I’m doing a feasibility spike on Airbyte’s ability to schedule ETL from Jira and Salesforce to Redshift. I’m an Airbyte beginner and reporting this live, the EC2 instance is currently stopped.

On a t2.xlarge, Airbyte is able to create the tables in Redshift and seems to finish sync’ing them.

However the Airbyte UI is unstable as is the container. On t2.medium it freezes the entire OS, requiring reboot, so I switched to t2.xlarge. On t2.xlarge it can finish a sync but eventually corrupts and the configurations are lost.

I left my instance running overnight after a successful Salesforce and Jira ETL, but this morning, the http UI only responded with “Oops, something went wrong”. I restarted docker service, and when it restarted all previous configurations in the container had disappeared.
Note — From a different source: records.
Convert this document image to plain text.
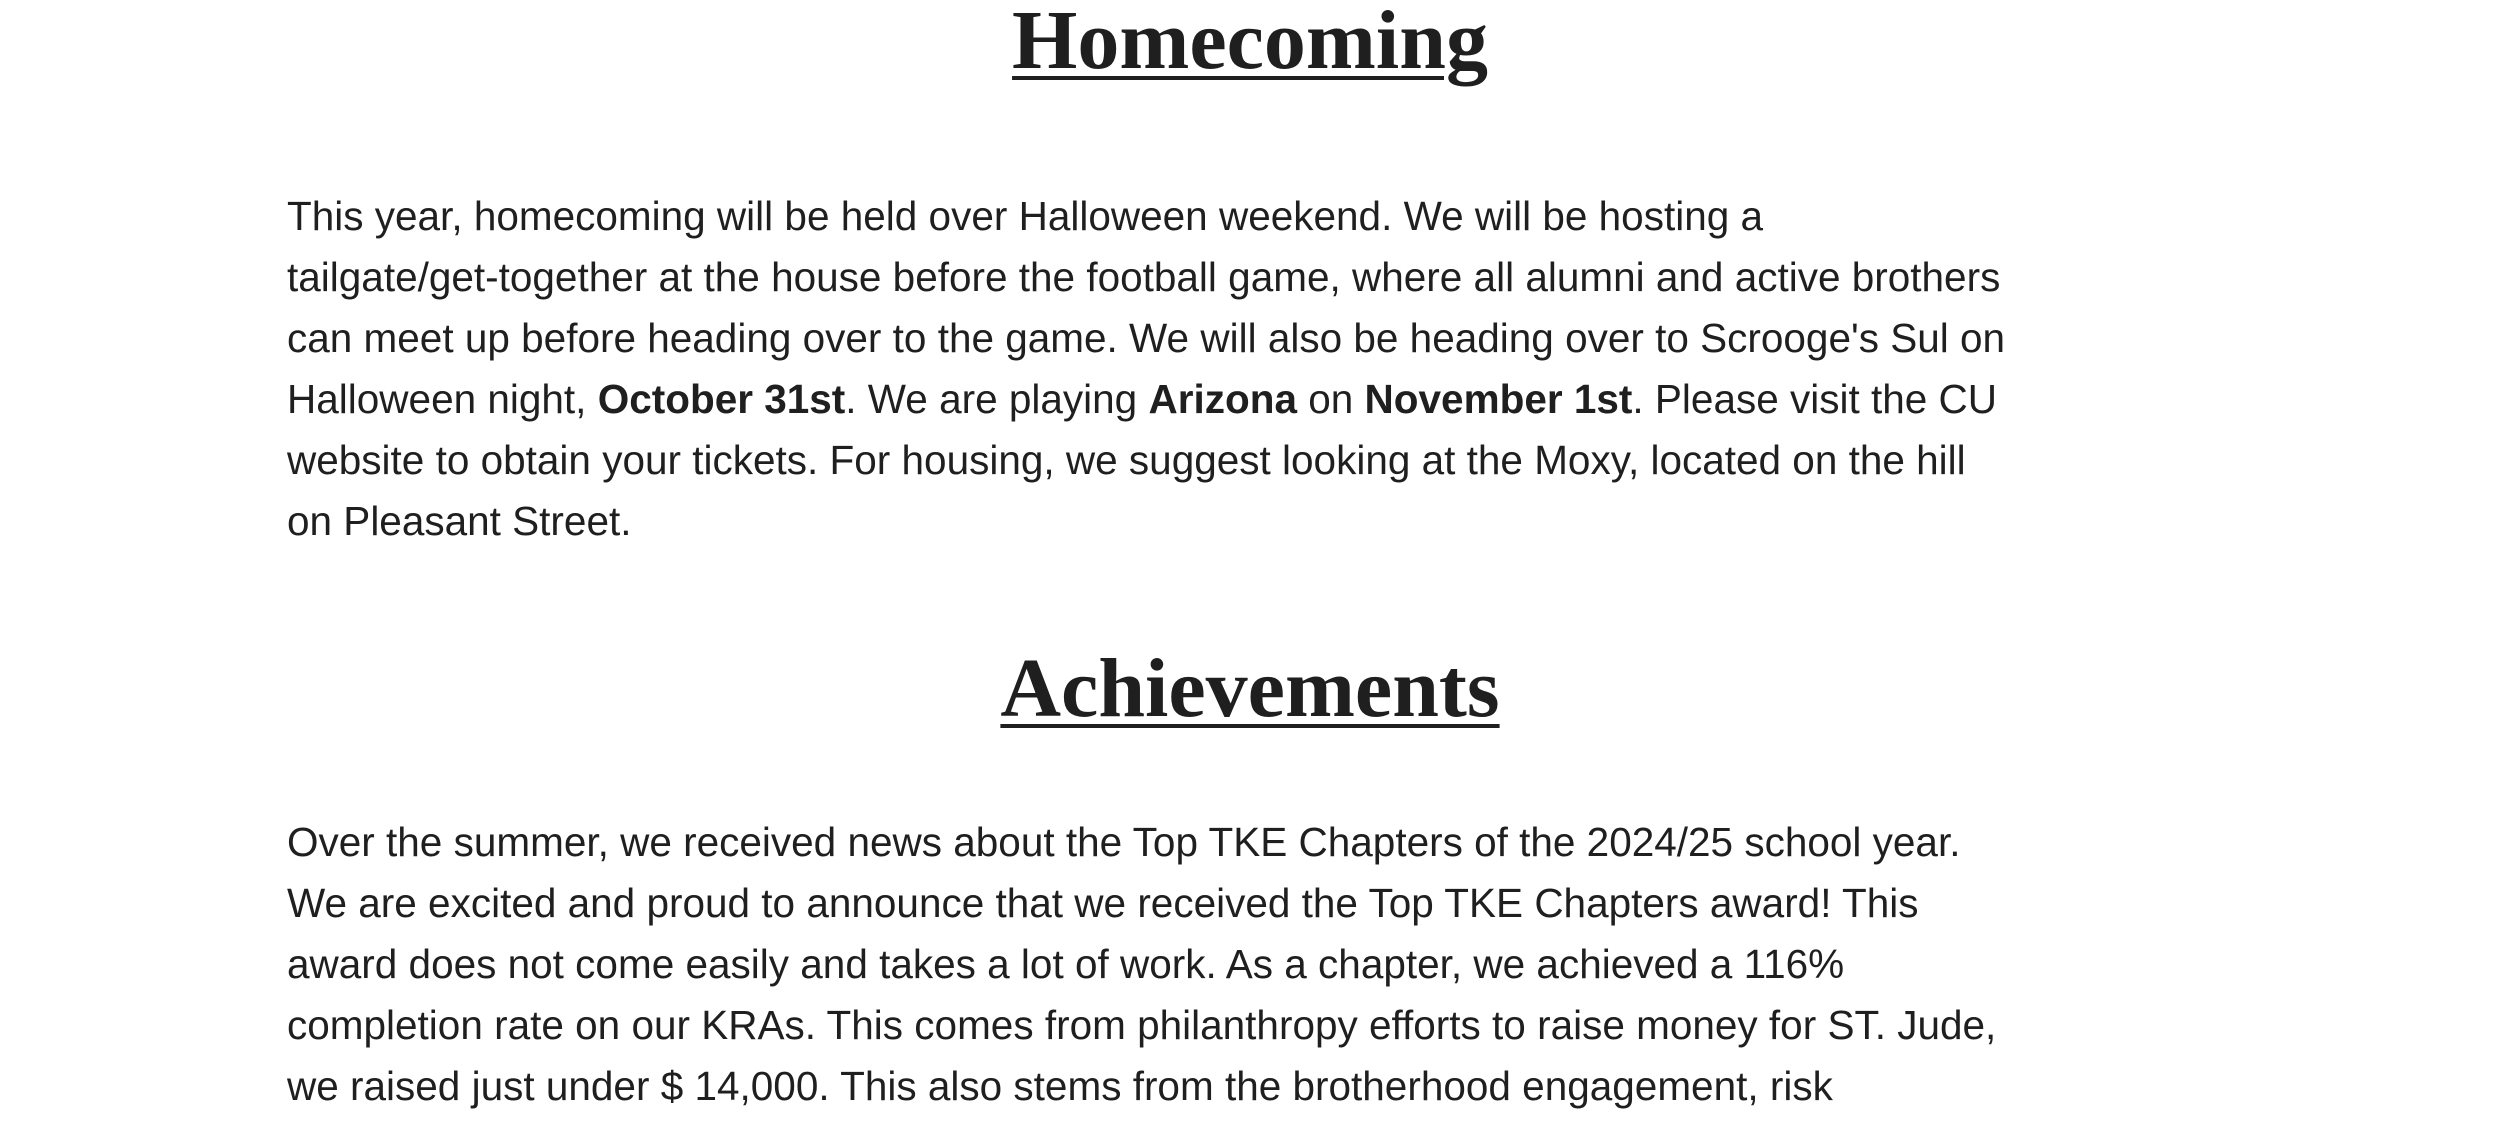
Homecoming

This year, homecoming will be held over Halloween weekend. We will be hosting a
tailgate/get-together at the house before the football game, where all alumni and active brothers
can meet up before heading over to the game. We will also be heading over to Scrooge's Sul on
Halloween night, October 31st. We are playing Arizona on November 1st. Please visit the CU
website to obtain your tickets. For housing, we suggest looking at the Moxy, located on the hill
on Pleasant Street.

Achievements

Over the summer, we received news about the Top TKE Chapters of the 2024/25 school year.
We are excited and proud to announce that we received the Top TKE Chapters award! This
award does not come easily and takes a lot of work. As a chapter, we achieved a 116%
completion rate on our KRAs. This comes from philanthropy efforts to raise money for ST. Jude,
we raised just under $ 14,000. This also stems from the brotherhood engagement, risk
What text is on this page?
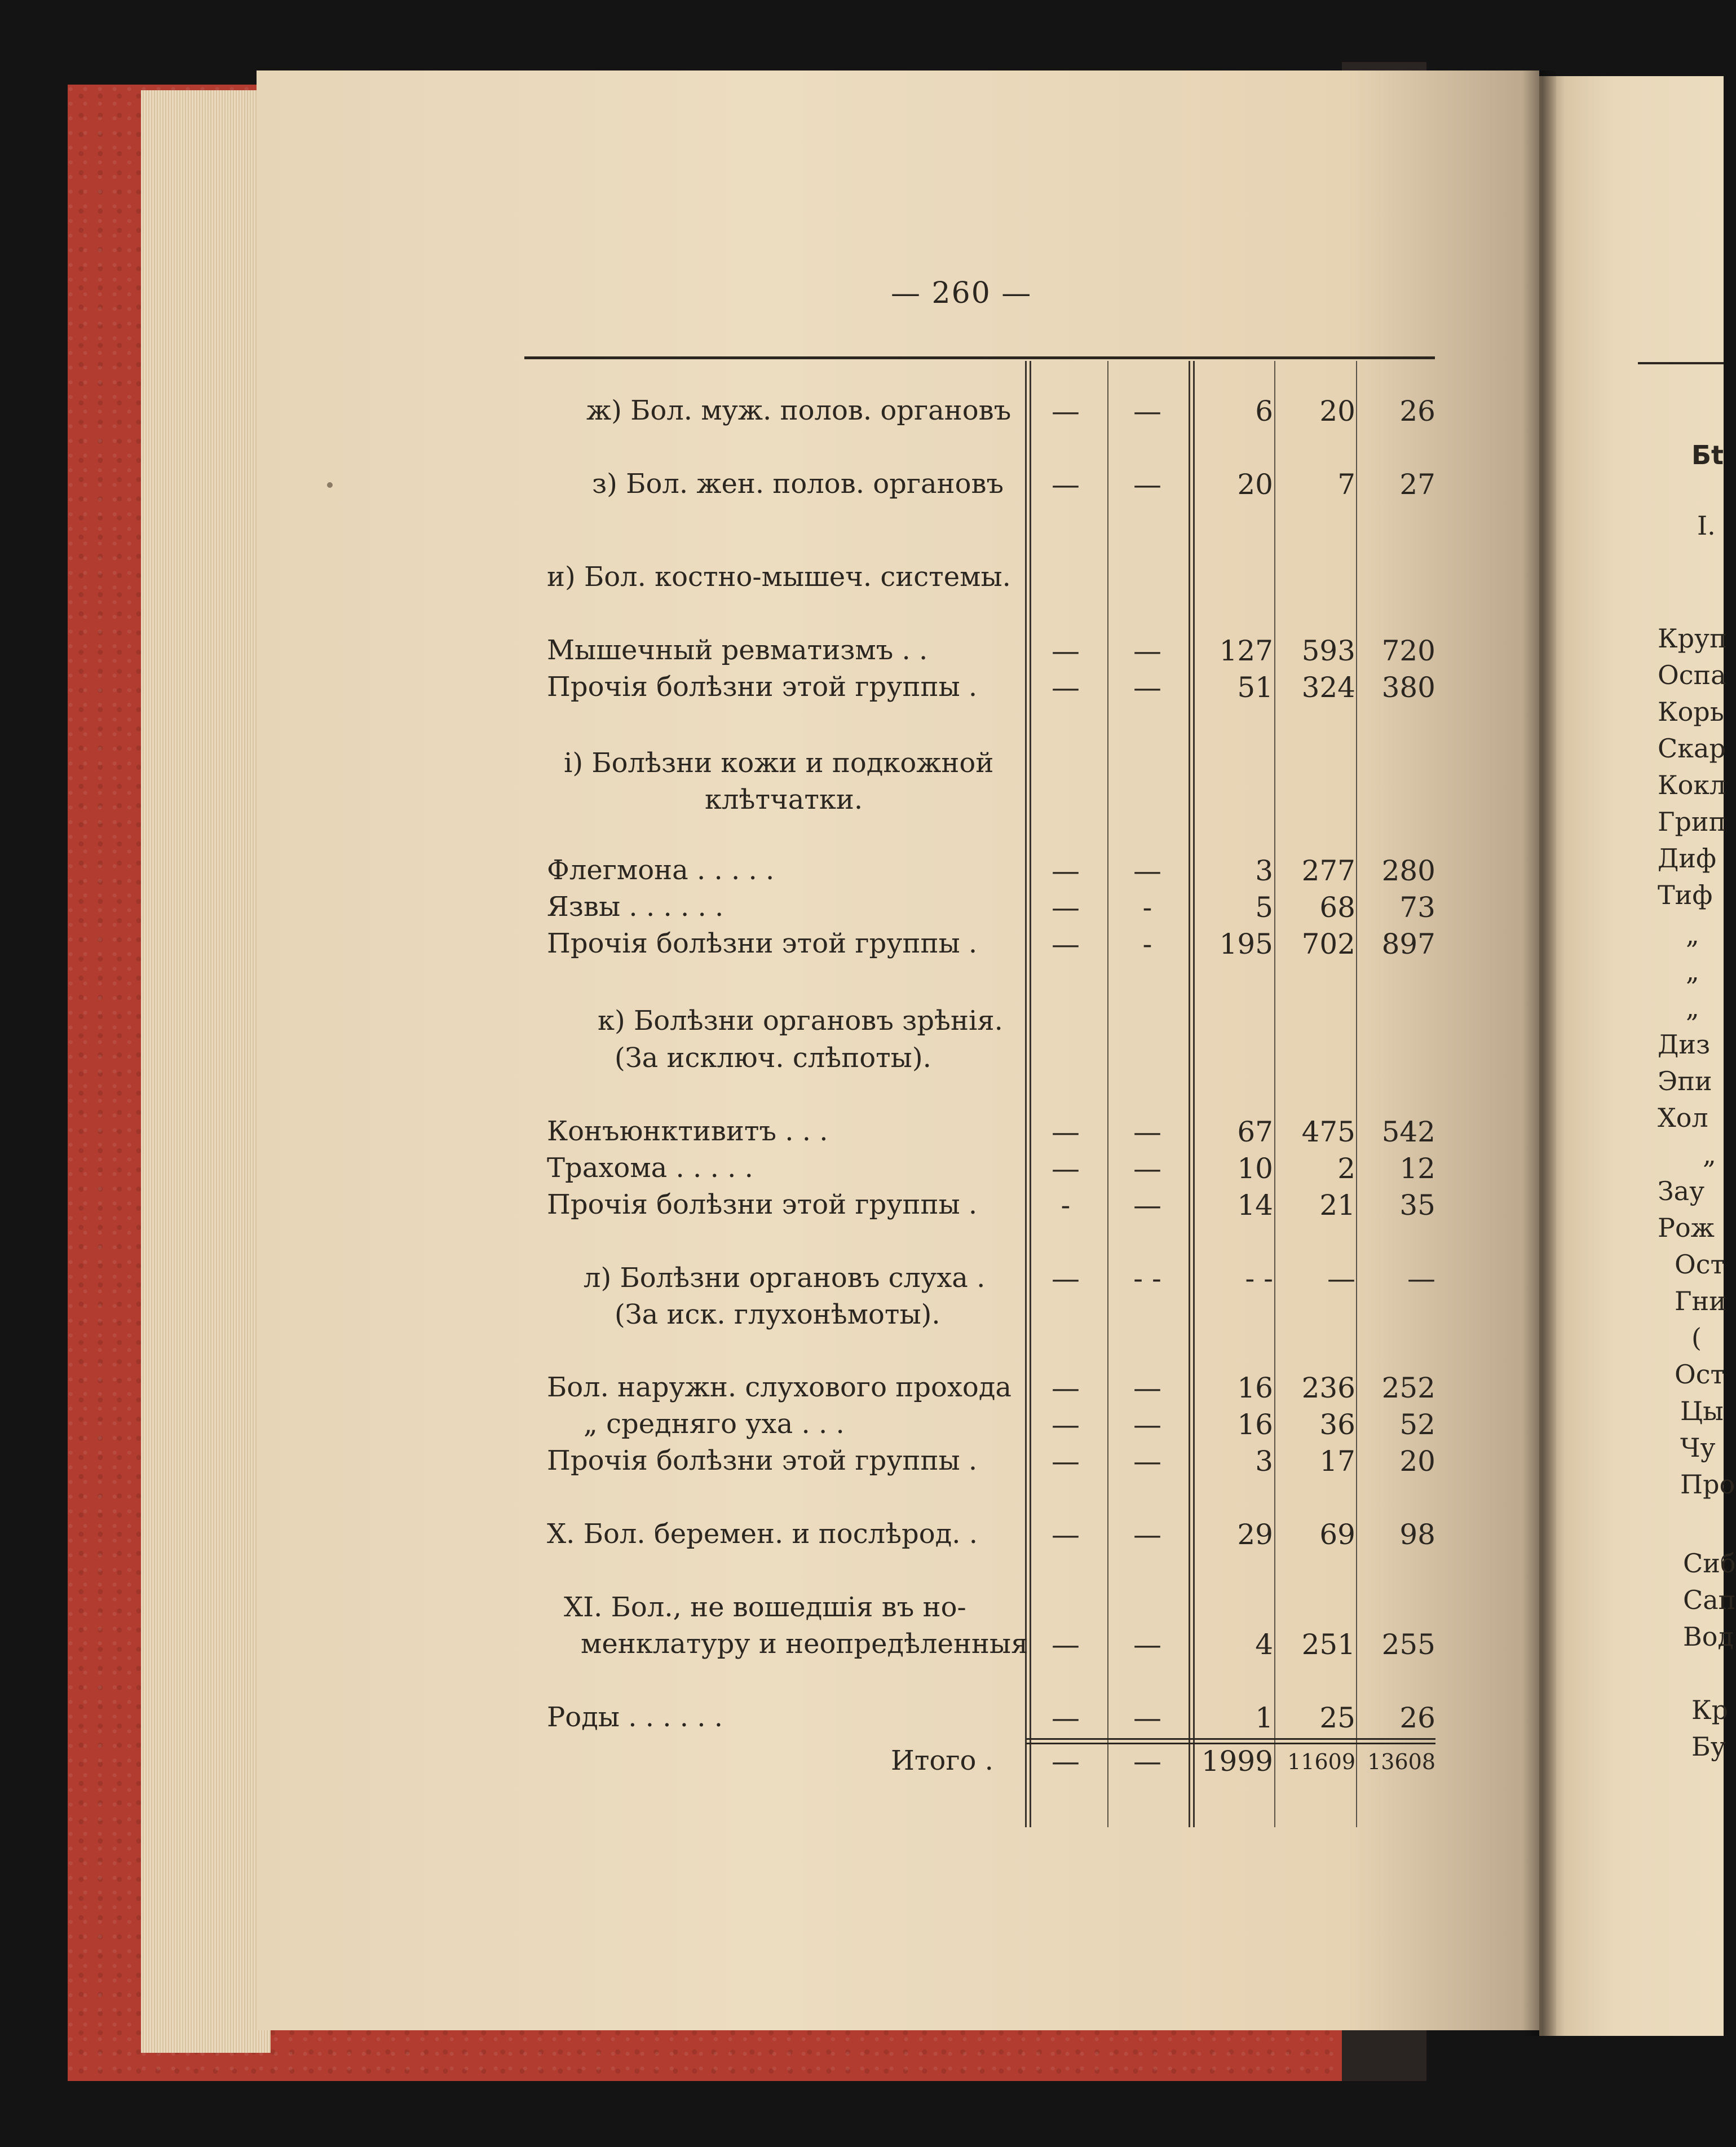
— 260 —
ж) Бол. муж. полов. органовъ	—	—	6	20	26
з) Бол. жен. полов. органовъ	—	—	20	7	27
и) Бол. костно-мышеч. системы.
Мышечный ревматизмъ . .	—	—	127	593 720
Прочія болѣзни этой группы .	—	—	51	324 380
і) Болѣзни кожи и подкожной
клѣтчатки.
Флегмона . . . . .	—	—	3	277 280
Язвы . . . . . .	—	-	5	68	73
Прочія болѣзни этой группы .	—	-	195	702 897
к) Болѣзни органовъ зрѣнія.
(За исключ. слѣпоты).
Конъюнктивитъ . . .	—	—	67	475 542
Трахома . . . . .	—	—	10	2	12
Прочія болѣзни этой группы .	-	—	14	21	35
л) Болѣзни органовъ слуха .	—	- -	- -	—	—
(За иск. глухонѣмоты).
Бол. наружн. слуховогo прохода	—	—	16	236 252
„ средняго уха . . .	—	—	16	36	52
Прочія болѣзни этой группы .	—	—	3	17	20
X. Бол. беремен. и послѣрод. .	—	—	29	69	98
XI. Бол., не вошедшія въ но-
менклатуру и неопредѣленныя —	—	4	251 255
Роды . . . . . .	—	—	1	25	26
Итого .	—	—	1999 11609 13608
Бt
I.
Круп
Оспа
Корь
Скар
Кокл
Грип
Диф
Тиф
„
„
„
Диз
Эпи
Хол
„
Зау
Рож
Ост
Гни
(
Ост
Цы
Чу
Про
Сиб
Сап
Вод
Кр
Бу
It welcomed me and invited me to sign up for marketing emails and set up my first connection.

I now have my tables in Redshift but Airbyte has lost all my sources and destinations. Based on my experience so far, I can’t imagine Airbyte running stably for more than a few hours in this environment.

I’m not even sure what I’m trying to ask, other than is there a better way to run this in a stable environment? Airbyte is a marvel and in many ways this is everything we’re looking for, but something this unstable is a non-starter for production.

Thanks for any help!

How many disk are using for those machines? Airbyte has an internal database and store logs in disk too. I strongly recommend something like 100Gb to not have any issues.
Besides sharing the server logs can give us some ideal of what happened, you can get them running docker logs airbyte-server > server.log it will create a file called server.log in the current folder.

Also, see in AWS EC2 console the resource consumption. Maybe there you can see what is causing the problem.

Thanks for the tips! I will look into your suggestions. Re. the above, this should be in the docs, which only recommend a t2.medium for Airbyte. We’re only importing three tables in testing and already exceed the “minimum” recommendations!

Yep, I think the minimum recommendation must be updated! Thanks, let me know if you have solved your issues

Thank you for your help! Simply upgrading the attached drive to 100 gb solved the issues we were having with stability. It’s working quite well now.